Ir para o conteúdo

A pediatra

DEL FUEGO, Andréa. A pediatra. São Paulo: Companhia das Letras, 2021.

Renata Fernandes Magdaleno
Ilustração: Léo Tavares

Em Por uma crítica feminista (2020), Eurídice Figueiredo defende, ao analisar livros de autoras de diferentes épocas, que é possível perceber uma espécie de imaginário coletivo na literatura que produzem. O painel que se forma, porém, não é homogêneo, mas um mosaico composto por um conjunto de crenças e saberes que perpassam grupos em um determinado espaço sócio-simbólico. O argumento não defende um simples entrelaçar entre ficção e realidade, mas chama para uma observação minuciosa das temáticas abordadas pelas escritoras ao longo da história, a recepção que seus escritos receberam, a maneira como as personagens femininas aparecem retratadas e se portam nos livros que produzem. Ao analisar o romance A pediatra (2021), de Andréa del Fuego (São Paulo, SP, 1975), essas questões aparecem, não apenas por toda a ambientação e a construção do enredo, mas também pela composição da protagonista e a recepção que a obra teve nos veículos dedicados à literatura.

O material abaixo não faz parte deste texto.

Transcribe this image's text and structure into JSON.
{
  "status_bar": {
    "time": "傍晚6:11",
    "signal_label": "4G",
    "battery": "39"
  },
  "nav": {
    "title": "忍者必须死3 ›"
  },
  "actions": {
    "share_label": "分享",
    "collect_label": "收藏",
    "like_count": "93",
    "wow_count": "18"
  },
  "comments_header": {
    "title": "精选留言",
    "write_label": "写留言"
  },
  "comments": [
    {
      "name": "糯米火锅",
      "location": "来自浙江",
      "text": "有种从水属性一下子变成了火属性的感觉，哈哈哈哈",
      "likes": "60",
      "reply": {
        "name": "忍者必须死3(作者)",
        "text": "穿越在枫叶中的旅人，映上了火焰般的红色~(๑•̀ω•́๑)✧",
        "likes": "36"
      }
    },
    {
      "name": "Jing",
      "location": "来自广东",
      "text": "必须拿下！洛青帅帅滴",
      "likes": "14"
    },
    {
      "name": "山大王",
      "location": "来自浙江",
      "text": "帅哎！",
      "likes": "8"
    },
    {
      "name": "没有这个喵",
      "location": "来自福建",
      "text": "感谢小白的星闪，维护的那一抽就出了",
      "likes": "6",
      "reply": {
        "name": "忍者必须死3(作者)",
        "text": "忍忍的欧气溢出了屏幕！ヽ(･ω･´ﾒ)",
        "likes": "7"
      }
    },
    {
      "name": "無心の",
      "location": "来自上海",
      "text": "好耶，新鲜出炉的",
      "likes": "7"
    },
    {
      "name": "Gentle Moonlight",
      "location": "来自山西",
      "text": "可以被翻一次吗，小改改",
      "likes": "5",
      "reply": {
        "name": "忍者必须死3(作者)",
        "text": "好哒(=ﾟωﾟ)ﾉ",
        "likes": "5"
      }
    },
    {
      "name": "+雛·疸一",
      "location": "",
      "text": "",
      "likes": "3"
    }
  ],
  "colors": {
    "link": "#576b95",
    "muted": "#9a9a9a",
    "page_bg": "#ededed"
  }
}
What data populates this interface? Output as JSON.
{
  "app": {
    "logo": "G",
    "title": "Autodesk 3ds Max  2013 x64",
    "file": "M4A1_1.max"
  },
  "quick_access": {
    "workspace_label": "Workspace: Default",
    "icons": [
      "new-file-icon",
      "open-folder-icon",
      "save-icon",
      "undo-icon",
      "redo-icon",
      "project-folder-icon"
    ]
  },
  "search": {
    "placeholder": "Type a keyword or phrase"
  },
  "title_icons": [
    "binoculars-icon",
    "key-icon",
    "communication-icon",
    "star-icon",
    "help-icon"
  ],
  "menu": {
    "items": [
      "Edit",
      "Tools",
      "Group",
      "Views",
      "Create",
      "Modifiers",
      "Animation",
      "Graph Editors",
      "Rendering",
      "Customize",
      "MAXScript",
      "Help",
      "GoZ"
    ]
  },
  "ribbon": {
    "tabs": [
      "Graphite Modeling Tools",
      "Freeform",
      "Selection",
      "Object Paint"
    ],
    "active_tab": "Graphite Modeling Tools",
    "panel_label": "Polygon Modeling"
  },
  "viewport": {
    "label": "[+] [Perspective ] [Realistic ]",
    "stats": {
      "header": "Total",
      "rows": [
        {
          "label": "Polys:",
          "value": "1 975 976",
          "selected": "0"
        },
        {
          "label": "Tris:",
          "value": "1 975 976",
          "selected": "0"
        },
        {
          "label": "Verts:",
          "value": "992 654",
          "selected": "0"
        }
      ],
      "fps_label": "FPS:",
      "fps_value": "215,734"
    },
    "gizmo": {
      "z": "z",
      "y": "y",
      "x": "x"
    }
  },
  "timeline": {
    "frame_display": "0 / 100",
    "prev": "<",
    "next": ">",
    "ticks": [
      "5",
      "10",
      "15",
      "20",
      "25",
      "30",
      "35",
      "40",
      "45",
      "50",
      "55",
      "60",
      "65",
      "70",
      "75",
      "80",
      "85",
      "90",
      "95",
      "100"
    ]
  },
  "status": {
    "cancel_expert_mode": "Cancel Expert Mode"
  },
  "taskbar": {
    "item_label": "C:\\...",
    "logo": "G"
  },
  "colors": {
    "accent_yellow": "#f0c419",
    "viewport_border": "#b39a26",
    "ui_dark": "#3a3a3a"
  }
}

Del Fuego constrói, com pitadas de humor, uma personagem cínica e autocentrada, sem julgar o seu comportamento. Escrito em primeira pessoa, o romance conta a história dessa pediatra, Cecília, que contradiz tudo o que o imaginário da sociedade brasileira deposita nesse profissional. Ela não gosta de crianças, não se importa com os seus pais, receita de forma protocolar e, sempre, indica os doentes crônicos e casos mais graves para outros profissionais. Para o leitor, admite sua falta de talento. “Ninguém notava que eu tinha pouca vocação e paciência para ser médica, a boa formação garantia que eu não fosse processada, fazia bem-feito o feijão com arroz. Procedimentos que qualquer pediatra faz escondiam minha inaptidão”.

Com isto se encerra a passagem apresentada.